BD.7251
10 januari 1959
De liefde is de sleutel tot de wijsheid
U zult zolang verkeerd denken, als u de geboden van de liefde
tot God en uw naaste buiten beschouwing laat. Het helpt u niets al onderzoekt
u nog zo veel en denkt u nog zoveel na, zonder een eigen leven van liefde
zal het resultaat van uw onderzoek altijd een mislukking zijn, dat wil zeggen:
het zal niet aan de waarheid beantwoorden.

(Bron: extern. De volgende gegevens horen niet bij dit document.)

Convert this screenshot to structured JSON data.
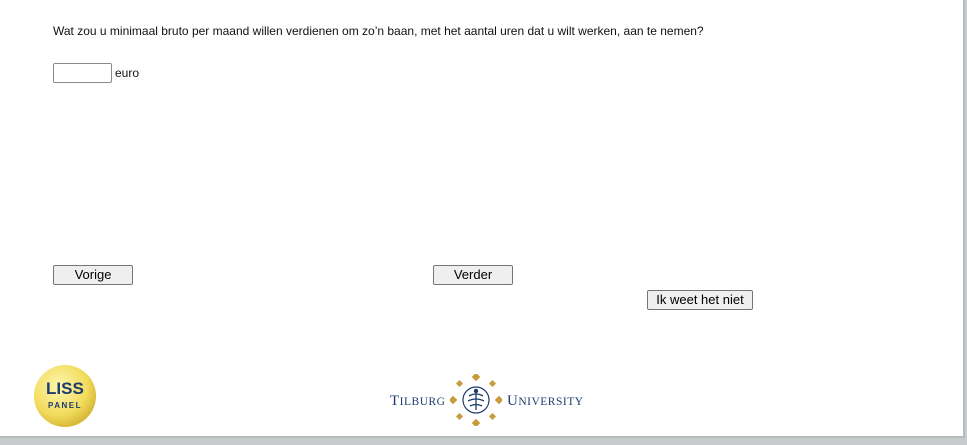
{
  "question": {
    "text": "Wat zou u minimaal bruto per maand willen verdienen om zo’n baan, met het aantal uren dat u wilt werken, aan te nemen?"
  },
  "answer": {
    "value": "",
    "unit": "euro"
  },
  "buttons": {
    "previous": "Vorige",
    "next": "Verder",
    "dont_know": "Ik weet het niet"
  },
  "logos": {
    "liss_top": "LISS",
    "liss_bottom": "PANEL",
    "tilburg_left": "Tilburg",
    "tilburg_right": "University"
  },
  "colors": {
    "liss_yellow": "#f5e06a",
    "tilburg_navy": "#1d3b6d",
    "tilburg_gold": "#c99a3a"
  }
}
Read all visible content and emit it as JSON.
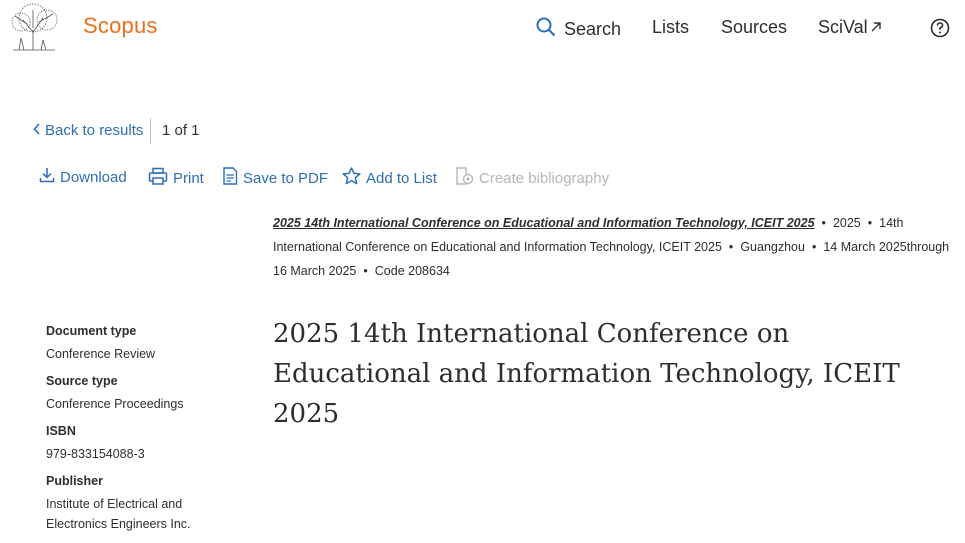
{
  "header": {
    "brand": "Scopus",
    "nav": {
      "search": "Search",
      "lists": "Lists",
      "sources": "Sources",
      "scival": "SciVal"
    },
    "icons": [
      "elsevier-tree-logo",
      "search-icon",
      "external-arrow-icon",
      "help-icon"
    ]
  },
  "results_nav": {
    "back": "Back to results",
    "pager": "1 of 1"
  },
  "toolbar": {
    "download": "Download",
    "print": "Print",
    "save_pdf": "Save to PDF",
    "add_list": "Add to List",
    "bibliography": "Create bibliography"
  },
  "source": {
    "title": "2025 14th International Conference on Educational and Information Technology, ICEIT 2025",
    "year": "2025",
    "conference": "14th International Conference on Educational and Information Technology, ICEIT 2025",
    "location": "Guangzhou",
    "dates": "14 March 2025through 16 March 2025",
    "code": "Code 208634"
  },
  "details": {
    "document_type_label": "Document type",
    "document_type": "Conference Review",
    "source_type_label": "Source type",
    "source_type": "Conference Proceedings",
    "isbn_label": "ISBN",
    "isbn": "979-833154088-3",
    "publisher_label": "Publisher",
    "publisher": "Institute of Electrical and Electronics Engineers Inc."
  },
  "document": {
    "title": "2025 14th International Conference on Educational and Information Technology, ICEIT 2025"
  },
  "colors": {
    "brand": "#e9711c",
    "link": "#2e6eb5",
    "disabled": "#b7b7b7",
    "text": "#2e2e2e"
  }
}
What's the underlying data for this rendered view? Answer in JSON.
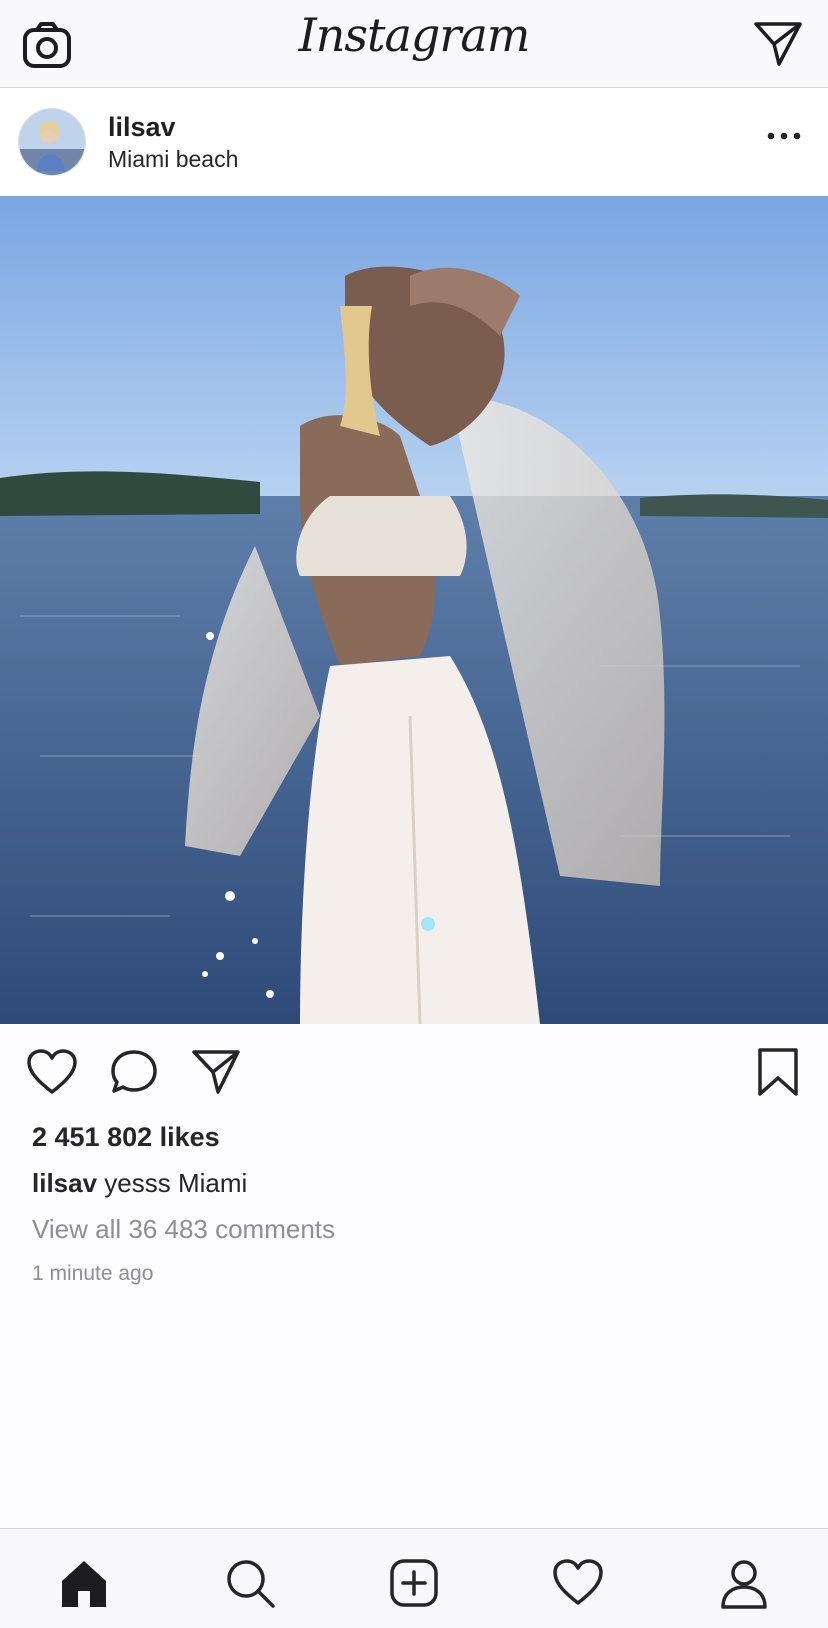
{
  "app": {
    "logo_text": "Instagram"
  },
  "topbar": {
    "camera_icon": "camera-icon",
    "dm_icon": "paper-plane-icon"
  },
  "post": {
    "username": "lilsav",
    "location": "Miami beach",
    "more_icon": "more-dots-icon",
    "likes": "2 451 802 likes",
    "caption_user": "lilsav",
    "caption_text": " yesss Miami",
    "comments_link": "View all 36 483 comments",
    "timestamp": "1 minute ago"
  },
  "actions": {
    "like_icon": "heart-icon",
    "comment_icon": "comment-bubble-icon",
    "share_icon": "paper-plane-icon",
    "save_icon": "bookmark-icon"
  },
  "bottom_nav": [
    "home-icon",
    "search-icon",
    "add-post-icon",
    "activity-heart-icon",
    "profile-icon"
  ],
  "colors": {
    "text": "#262626",
    "muted": "#8e8e93",
    "bar": "#f9f8fb",
    "sky": "#8fb8e9",
    "water": "#3f5f8f"
  }
}
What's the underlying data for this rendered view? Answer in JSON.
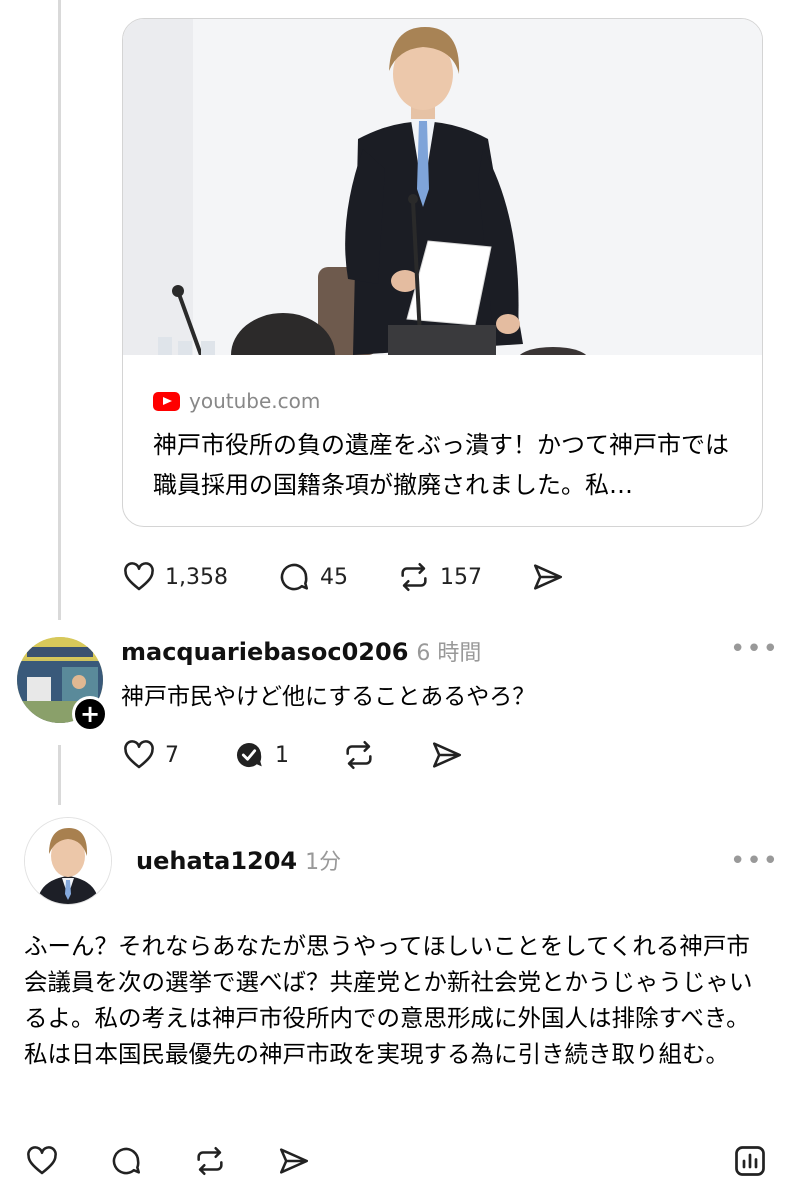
{
  "post": {
    "link_card": {
      "source": "youtube.com",
      "title": "神戸市役所の負の遺産をぶっ潰す！かつて神戸市では職員採用の国籍条項が撤廃されました。私…"
    },
    "likes": "1,358",
    "comments": "45",
    "reposts": "157"
  },
  "reply1": {
    "username": "macquariebasoc0206",
    "time": "6 時間",
    "text": "神戸市民やけど他にすることあるやろ？",
    "likes": "7",
    "comments": "1"
  },
  "reply2": {
    "username": "uehata1204",
    "time": "1分",
    "text": "ふーん？それならあなたが思うやってほしいことをしてくれる神戸市会議員を次の選挙で選べば？共産党とか新社会党とかうじゃうじゃいるよ。私の考えは神戸市役所内での意思形成に外国人は排除すべき。私は日本国民最優先の神戸市政を実現する為に引き続き取り組む。"
  },
  "colors": {
    "youtube_red": "#ff0000",
    "muted": "#999999",
    "thread_line": "#d9d9d9"
  }
}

Doch u kunt de proef op de som nemen en u zou verbaasd staan, dat en hoe
uw denken verandert. Tot liefde veranderen kan ieder mens zich zelf, omdat
hem het vermogen om lief te hebben in het hart gelegd is en het meestal
aan zijn wil ligt als hij deze gave niet gebruikt, als hij niet tot liefdevol
handelen overgaat. Daarom zullen maar weinig mensen deze proef willen
doen - en toch konden zij zich daardoor zo gemakkelijk een bewijs verschaffen,
dat hen oneindig verblijdt, omdat het plotseling licht zou gaan worden
in hun hart. Dat de wijsheid, het licht van het inzicht, alleen het gevolg
is van een leven in liefde wil echter door de mensen niet als waarheid
worden aangenomen, want zij kunnen de aandrang van het hart - niet in
overeenstemming brengen met het werken van het verstand. Zij willen het
gevoelsleven niet verbinden met scherp verstandelijk denken.
En toch is de liefde de sleutel tot de wijsheid en geen mens zal in de
waarheid wandelen die de geboden van de liefde tot God en de naaste niet
telt. Toch is het zo'n eenvoudige verklaring, dat God de Waarheid en ook
de Liefde zelf is. Het ene is zonder het andere niet denkbaar, zoals ook
het vuur volgens de natuurwet licht uitstraalt, zo is ook uit het vuur
van de liefde het licht van de wijsheid afkomstig. Het verstand alleen
is niet voldoende de waarheid te doorgronden, maar het verstand met liefde
gepaard onderzoekt de diepten van de goddelijke wijsheid. En al lijkt
u, mensen deze uitspraak ook nog zo aanmatigend, u zou uzelf het bewijs
kunnen verschaffen als het uw ernstige wil zou zijn alleen maar in de
waarheid te wandelen.
Daarom zullen al uw pogingen vruchteloos zijn als het er om gaat achter
geestelijke geheimen te komen, achter dingen die zich niet laten bewijzen
en die toch voor een waarheidslievend mens van betekenis zijn. Een mens
echter die zijn wezen, dat in het begin van zijn belichaming voornamelijk
alleen eigenliefde kent, veranderd heeft in onbaatzuchtige naastenliefde,
die zal ook zodanig denken dat het volgens de waarheid is, of er veel
dichter bij is dan het denken van een verstandsmens, die de liefde ontbreekt.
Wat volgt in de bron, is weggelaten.